Me: What kind of tools do I need to make a cake?
Him: The fact that you’re calling ingredients tools means u shouldnt be in charge of this.
Welcome to Earth, where we hate each other and put ketchup on everything.
Him: If you could have dinner with any people, living or dead, who would you choose?
Me: All the dead ones
4: Mom can I have a snack?
Me: Yeah hang on
4: Did you mean yes?
Me: Oh shit I birthed my mother
Personal trainer: So what’s your goal?
Me: I wanna look good in pictures that I’m not taking myself!!
Yes I’m still watching, Netflix, and it’s not like you don’t have things to be ashamed of.
Just pushed my cat’s paperwork off his desk.
Every time I see the headline ‘tragedy on film set’ I think oh god m knight shymalan is making another goddamn movie
Shall I compare thee to a summer’s day?
Thou art not as nice as this time last year.
[job interview]
“So what would you say is your biggest weakness?”
“I’m pretty bad at reading situations.” *tries to kiss interviewer*
I run from my car all the way to the front door of McDonald’s because fitness is a lifestyle
I have read all the opinions on Will Smith and Chris Rock.
My conclusion is that people are irritating.
T-REX: So you going to Tim’s surprise party?
TIM TRICERATOPS (behind them): My what?
RAPTOR: More like Tyrannosaurus Wrecks EVERYTHING
My wife went to dinner with her cousin, and is supposed to bring me home some dessert. She should have been home an hour ago, and I’m getting a little worried about my cake.

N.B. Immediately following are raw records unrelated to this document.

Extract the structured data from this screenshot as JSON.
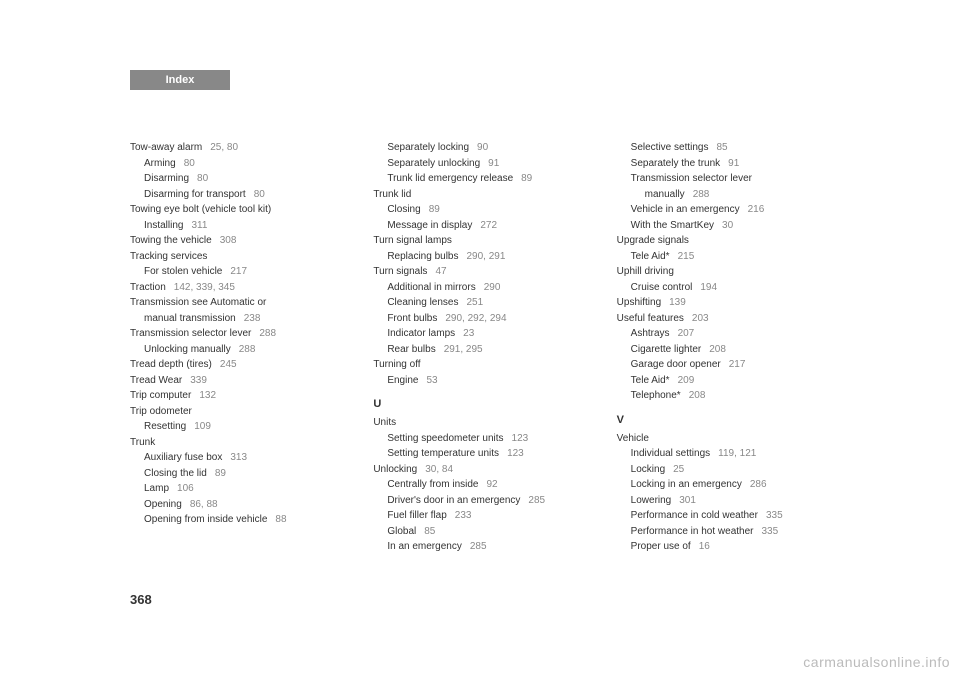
{
  "header": {
    "title": "Index"
  },
  "pageNumber": "368",
  "watermark": "carmanualsonline.info",
  "col1": [
    {
      "text": "Tow-away alarm",
      "pages": "25, 80",
      "indent": 0
    },
    {
      "text": "Arming",
      "pages": "80",
      "indent": 1
    },
    {
      "text": "Disarming",
      "pages": "80",
      "indent": 1
    },
    {
      "text": "Disarming for transport",
      "pages": "80",
      "indent": 1
    },
    {
      "text": "Towing eye bolt (vehicle tool kit)",
      "pages": "",
      "indent": 0
    },
    {
      "text": "Installing",
      "pages": "311",
      "indent": 1
    },
    {
      "text": "Towing the vehicle",
      "pages": "308",
      "indent": 0
    },
    {
      "text": "Tracking services",
      "pages": "",
      "indent": 0
    },
    {
      "text": "For stolen vehicle",
      "pages": "217",
      "indent": 1
    },
    {
      "text": "Traction",
      "pages": "142, 339, 345",
      "indent": 0
    },
    {
      "text": "Transmission see Automatic or",
      "pages": "",
      "indent": 0
    },
    {
      "text": "manual transmission",
      "pages": "238",
      "indent": 1
    },
    {
      "text": "Transmission selector lever",
      "pages": "288",
      "indent": 0
    },
    {
      "text": "Unlocking manually",
      "pages": "288",
      "indent": 1
    },
    {
      "text": "Tread depth (tires)",
      "pages": "245",
      "indent": 0
    },
    {
      "text": "Tread Wear",
      "pages": "339",
      "indent": 0
    },
    {
      "text": "Trip computer",
      "pages": "132",
      "indent": 0
    },
    {
      "text": "Trip odometer",
      "pages": "",
      "indent": 0
    },
    {
      "text": "Resetting",
      "pages": "109",
      "indent": 1
    },
    {
      "text": "Trunk",
      "pages": "",
      "indent": 0
    },
    {
      "text": "Auxiliary fuse box",
      "pages": "313",
      "indent": 1
    },
    {
      "text": "Closing the lid",
      "pages": "89",
      "indent": 1
    },
    {
      "text": "Lamp",
      "pages": "106",
      "indent": 1
    },
    {
      "text": "Opening",
      "pages": "86, 88",
      "indent": 1
    },
    {
      "text": "Opening from inside vehicle",
      "pages": "88",
      "indent": 1
    }
  ],
  "col2a": [
    {
      "text": "Separately locking",
      "pages": "90",
      "indent": 1
    },
    {
      "text": "Separately unlocking",
      "pages": "91",
      "indent": 1
    },
    {
      "text": "Trunk lid emergency release",
      "pages": "89",
      "indent": 1
    },
    {
      "text": "Trunk lid",
      "pages": "",
      "indent": 0
    },
    {
      "text": "Closing",
      "pages": "89",
      "indent": 1
    },
    {
      "text": "Message in display",
      "pages": "272",
      "indent": 1
    },
    {
      "text": "Turn signal lamps",
      "pages": "",
      "indent": 0
    },
    {
      "text": "Replacing bulbs",
      "pages": "290, 291",
      "indent": 1
    },
    {
      "text": "Turn signals",
      "pages": "47",
      "indent": 0
    },
    {
      "text": "Additional in mirrors",
      "pages": "290",
      "indent": 1
    },
    {
      "text": "Cleaning lenses",
      "pages": "251",
      "indent": 1
    },
    {
      "text": "Front bulbs",
      "pages": "290, 292, 294",
      "indent": 1
    },
    {
      "text": "Indicator lamps",
      "pages": "23",
      "indent": 1
    },
    {
      "text": "Rear bulbs",
      "pages": "291, 295",
      "indent": 1
    },
    {
      "text": "Turning off",
      "pages": "",
      "indent": 0
    },
    {
      "text": "Engine",
      "pages": "53",
      "indent": 1
    }
  ],
  "sectionU": "U",
  "col2b": [
    {
      "text": "Units",
      "pages": "",
      "indent": 0
    },
    {
      "text": "Setting speedometer units",
      "pages": "123",
      "indent": 1
    },
    {
      "text": "Setting temperature units",
      "pages": "123",
      "indent": 1
    },
    {
      "text": "Unlocking",
      "pages": "30, 84",
      "indent": 0
    },
    {
      "text": "Centrally from inside",
      "pages": "92",
      "indent": 1
    },
    {
      "text": "Driver's door in an emergency",
      "pages": "285",
      "indent": 1
    },
    {
      "text": "Fuel filler flap",
      "pages": "233",
      "indent": 1
    },
    {
      "text": "Global",
      "pages": "85",
      "indent": 1
    },
    {
      "text": "In an emergency",
      "pages": "285",
      "indent": 1
    }
  ],
  "col3a": [
    {
      "text": "Selective settings",
      "pages": "85",
      "indent": 1
    },
    {
      "text": "Separately the trunk",
      "pages": "91",
      "indent": 1
    },
    {
      "text": "Transmission selector lever",
      "pages": "",
      "indent": 1
    },
    {
      "text": "manually",
      "pages": "288",
      "indent": 2
    },
    {
      "text": "Vehicle in an emergency",
      "pages": "216",
      "indent": 1
    },
    {
      "text": "With the SmartKey",
      "pages": "30",
      "indent": 1
    },
    {
      "text": "Upgrade signals",
      "pages": "",
      "indent": 0
    },
    {
      "text": "Tele Aid*",
      "pages": "215",
      "indent": 1
    },
    {
      "text": "Uphill driving",
      "pages": "",
      "indent": 0
    },
    {
      "text": "Cruise control",
      "pages": "194",
      "indent": 1
    },
    {
      "text": "Upshifting",
      "pages": "139",
      "indent": 0
    },
    {
      "text": "Useful features",
      "pages": "203",
      "indent": 0
    },
    {
      "text": "Ashtrays",
      "pages": "207",
      "indent": 1
    },
    {
      "text": "Cigarette lighter",
      "pages": "208",
      "indent": 1
    },
    {
      "text": "Garage door opener",
      "pages": "217",
      "indent": 1
    },
    {
      "text": "Tele Aid*",
      "pages": "209",
      "indent": 1
    },
    {
      "text": "Telephone*",
      "pages": "208",
      "indent": 1
    }
  ],
  "sectionV": "V",
  "col3b": [
    {
      "text": "Vehicle",
      "pages": "",
      "indent": 0
    },
    {
      "text": "Individual settings",
      "pages": "119, 121",
      "indent": 1
    },
    {
      "text": "Locking",
      "pages": "25",
      "indent": 1
    },
    {
      "text": "Locking in an emergency",
      "pages": "286",
      "indent": 1
    },
    {
      "text": "Lowering",
      "pages": "301",
      "indent": 1
    },
    {
      "text": "Performance in cold weather",
      "pages": "335",
      "indent": 1
    },
    {
      "text": "Performance in hot weather",
      "pages": "335",
      "indent": 1
    },
    {
      "text": "Proper use of",
      "pages": "16",
      "indent": 1
    }
  ]
}
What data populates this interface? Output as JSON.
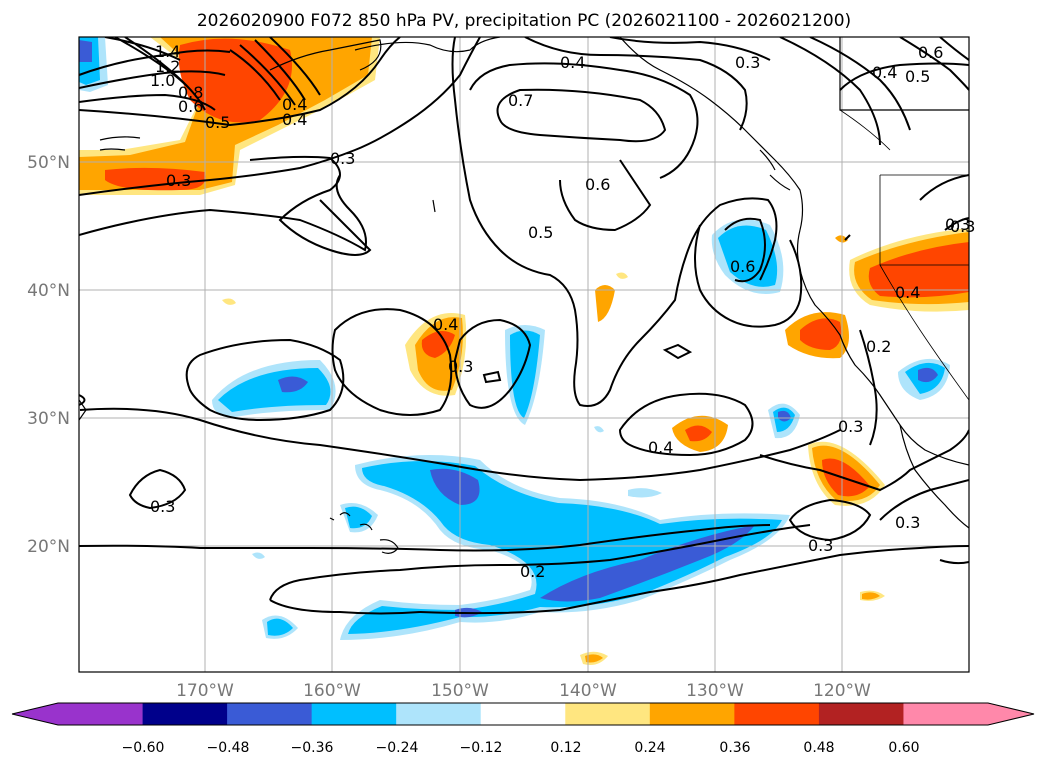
{
  "chart_data": {
    "type": "contour-map",
    "title": "2026020900 F072 850 hPa PV, precipitation PC (2026021100 - 2026021200)",
    "xaxis": {
      "ticks": [
        "170°W",
        "160°W",
        "150°W",
        "140°W",
        "130°W",
        "120°W"
      ],
      "range_deg": [
        -180,
        -110
      ]
    },
    "yaxis": {
      "ticks": [
        "20°N",
        "30°N",
        "40°N",
        "50°N"
      ],
      "range_deg": [
        10,
        60
      ]
    },
    "grid": true,
    "colorbar": {
      "ticks": [
        "−0.60",
        "−0.48",
        "−0.36",
        "−0.24",
        "−0.12",
        "0.12",
        "0.24",
        "0.36",
        "0.48",
        "0.60"
      ],
      "colors": [
        "#9933cc",
        "#00008b",
        "#3a5bd6",
        "#00bfff",
        "#aee4fb",
        "#ffffff",
        "#ffe680",
        "#ffa500",
        "#ff4500",
        "#b22222",
        "#ff88aa"
      ],
      "extend": "both"
    },
    "contour_labels": [
      "1.4",
      "1.2",
      "1.0",
      "0.8",
      "0.6",
      "0.5",
      "0.4",
      "0.3",
      "0.3",
      "0.4",
      "0.7",
      "0.3",
      "0.6",
      "0.4",
      "0.5",
      "0.5",
      "0.6",
      "0.6",
      "0.4",
      "0.3",
      "0.4",
      "0.3",
      "0.2",
      "0.3",
      "0.4",
      "0.3",
      "0.3",
      "0.3",
      "0.2",
      "0.3",
      "0.4"
    ]
  }
}
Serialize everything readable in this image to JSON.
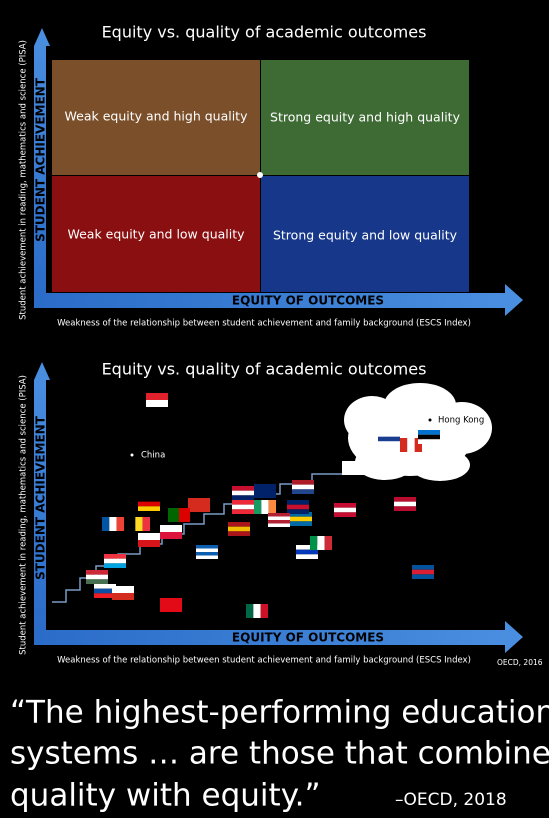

I find joy in the small things now, like a pair of cardinals at the bird feeder or seeing my douchehole neighbor trip over his garden hose.
Every time you ask a woman about pregnancy or childbirth she’ll go “Oh it wasn’t so bad, I was actually really lucky. All that happened was—“ and then tell the most terrifying story you’ve ever heard.
To date, my most successful weight loss programs have been heartbreak, pneumonia and botulism.